In Kentucky, where I have worked alongside child welfare leadership on prevention planning and systems reform, the state investigated 55,283 of the 143,764 reports of abuse and neglect lodged in 2025. In only 16% of these investigated cases was a finding of maltreatment substantiated.
For the tens of thousands of families for whom no abuse or neglect is found, an investigation alone can still trigger trauma through intrusive inquiries, prolonged uncertainty and reputational damage.

Kentucky is not unique; this is the reality of child welfare systems nationwide. We have built expansive systems intended to protect children, predicated on broad public surveillance and mandatory reporting. It is to be expected that such a system will generate good-faith concerns that do not ultimately pan out. But when a system operating at this scale is granted extraordinary discretion without sufficient oversight, a fundamental question emerges: who ensures accountability?
At the state level, Kentucky’s Department for Community Based Services, housed within the Cabinet for Health and Family Services, wields enormous authority over families’ lives. Oversight mechanisms exist, but they are fragmented and constrained.
The agency’s Office of the Ombudsman is tasked with “investigating complaints about any Cabinet for Health and Family Services employee or program,” according to its website. But the office lacks access to all records and cannot fully investigate many complaints. The Office of the Inspector General licenses and regulates the state’s child welfare providers, including its residential care facilities. It can investigate these entities, but only at the request of the cabinet’s secretary or other top officials, who might not have a strong incentive to look into ugly incidents that will yield bad publicity.
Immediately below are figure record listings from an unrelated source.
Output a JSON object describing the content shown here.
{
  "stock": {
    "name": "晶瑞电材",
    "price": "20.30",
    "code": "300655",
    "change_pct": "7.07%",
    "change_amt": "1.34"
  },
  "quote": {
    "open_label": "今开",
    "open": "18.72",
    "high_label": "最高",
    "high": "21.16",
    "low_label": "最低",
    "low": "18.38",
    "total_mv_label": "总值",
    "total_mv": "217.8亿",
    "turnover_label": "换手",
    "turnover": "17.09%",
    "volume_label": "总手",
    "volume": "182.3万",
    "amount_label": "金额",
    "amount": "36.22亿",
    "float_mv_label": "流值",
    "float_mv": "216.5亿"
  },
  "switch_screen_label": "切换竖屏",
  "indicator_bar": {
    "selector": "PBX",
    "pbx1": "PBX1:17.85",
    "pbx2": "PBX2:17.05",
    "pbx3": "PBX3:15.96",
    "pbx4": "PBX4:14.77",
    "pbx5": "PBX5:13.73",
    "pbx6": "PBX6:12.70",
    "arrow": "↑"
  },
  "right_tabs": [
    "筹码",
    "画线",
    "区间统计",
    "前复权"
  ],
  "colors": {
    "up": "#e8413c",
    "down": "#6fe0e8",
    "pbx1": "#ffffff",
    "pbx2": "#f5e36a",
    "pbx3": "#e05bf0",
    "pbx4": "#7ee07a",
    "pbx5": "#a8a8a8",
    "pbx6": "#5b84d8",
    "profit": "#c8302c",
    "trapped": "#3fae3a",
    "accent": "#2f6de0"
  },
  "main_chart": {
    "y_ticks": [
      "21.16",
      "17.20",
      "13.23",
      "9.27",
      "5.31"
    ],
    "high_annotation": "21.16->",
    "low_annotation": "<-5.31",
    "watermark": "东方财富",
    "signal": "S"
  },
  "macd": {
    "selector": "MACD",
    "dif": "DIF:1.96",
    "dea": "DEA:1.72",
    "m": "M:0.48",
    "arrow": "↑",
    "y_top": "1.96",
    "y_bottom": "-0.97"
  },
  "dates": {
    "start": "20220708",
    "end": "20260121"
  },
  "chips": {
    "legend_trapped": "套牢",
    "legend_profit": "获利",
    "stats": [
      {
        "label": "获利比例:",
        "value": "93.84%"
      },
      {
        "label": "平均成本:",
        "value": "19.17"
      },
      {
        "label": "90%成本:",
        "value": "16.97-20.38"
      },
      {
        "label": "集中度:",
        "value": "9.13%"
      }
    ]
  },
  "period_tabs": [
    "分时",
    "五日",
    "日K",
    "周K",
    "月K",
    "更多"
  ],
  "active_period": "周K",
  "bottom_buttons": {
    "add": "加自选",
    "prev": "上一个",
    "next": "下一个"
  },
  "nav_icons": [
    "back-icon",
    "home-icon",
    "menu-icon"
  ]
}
The state Attorney General’s office provides another potential check, particularly through enforcement of the Open Records Act. But even this mechanism exposes the limits of accountability. When a state agency violates open records law, a citizen may appeal to the Attorney General, who can issue an opinion, but cannot compel compliance. If an agency ignores that ruling, the citizen’s only remaining option is to file a lawsuit against the state. For most families, that option is financially and practically inaccessible.
Recent reporting in Kentucky has underscored just how difficult it can be for citizens to obtain basic records about child welfare decisions, even in cases involving child fatalities. Transparency mechanisms technically exist, but they depend almost entirely on voluntary compliance. When agencies delay, deflect or withhold records, accountability collapses into a procedural maze with no meaningful enforcement.
The same is true regarding frontline workers operating within this structure, making decisions with profound consequences for families. Personnel evaluations of the workforce, and many internal reviews of performance, are exempt from public records laws, leaving families and the public unable to assess whether decision-making was appropriate or consistent. When oversight bodies cannot access records, initiate investigations or enforce corrective action, accountability becomes theoretical rather than real.
Families, meanwhile, experience life-altering interventions with little recourse when mistakes are made. Internal investigations often prioritize institutional risk management over systemic learning. Families are held to strict standards; agencies are not.
This is not simply a procedural problem. It is a structural one. A system designed to protect children cannot function ethically when it resists transparency and shields itself from scrutiny. When agencies face no meaningful consequences for error or misconduct, families become collateral damage.
I have spent years working on child welfare reform in Kentucky and elsewhere, serving in statewide coalitions, contributing to prevention strategies and collaborating with policymakers. I have also experienced the system personally, so I have seen from multiple angles how limited accountability truly is in practice. The same agencies tasked with protecting and helping families are often insulated from meaningful oversight when they fail.
This is a national issue. From California to Kentucky, the same patterns persist: investigations launched, sometimes on thin allegations, families destabilized by investigations that go nowhere, and oversight mechanisms unable, or unwilling, to intervene. The scope of child welfare involvement continues to expand, while accountability mechanisms lag far behind.
We cannot continue to accept a system where families are subjected to intrusive state power without transparency, recourse or meaningful review. Oversight bodies must be empowered to access records, initiate investigations and enforce corrective action. Agencies must be held to standards at least as rigorous as those imposed on the families they investigate.
Until child welfare systems are subject to real accountability, families will remain vulnerable, trust will continue to erode and the system will fail the very people it was created to protect.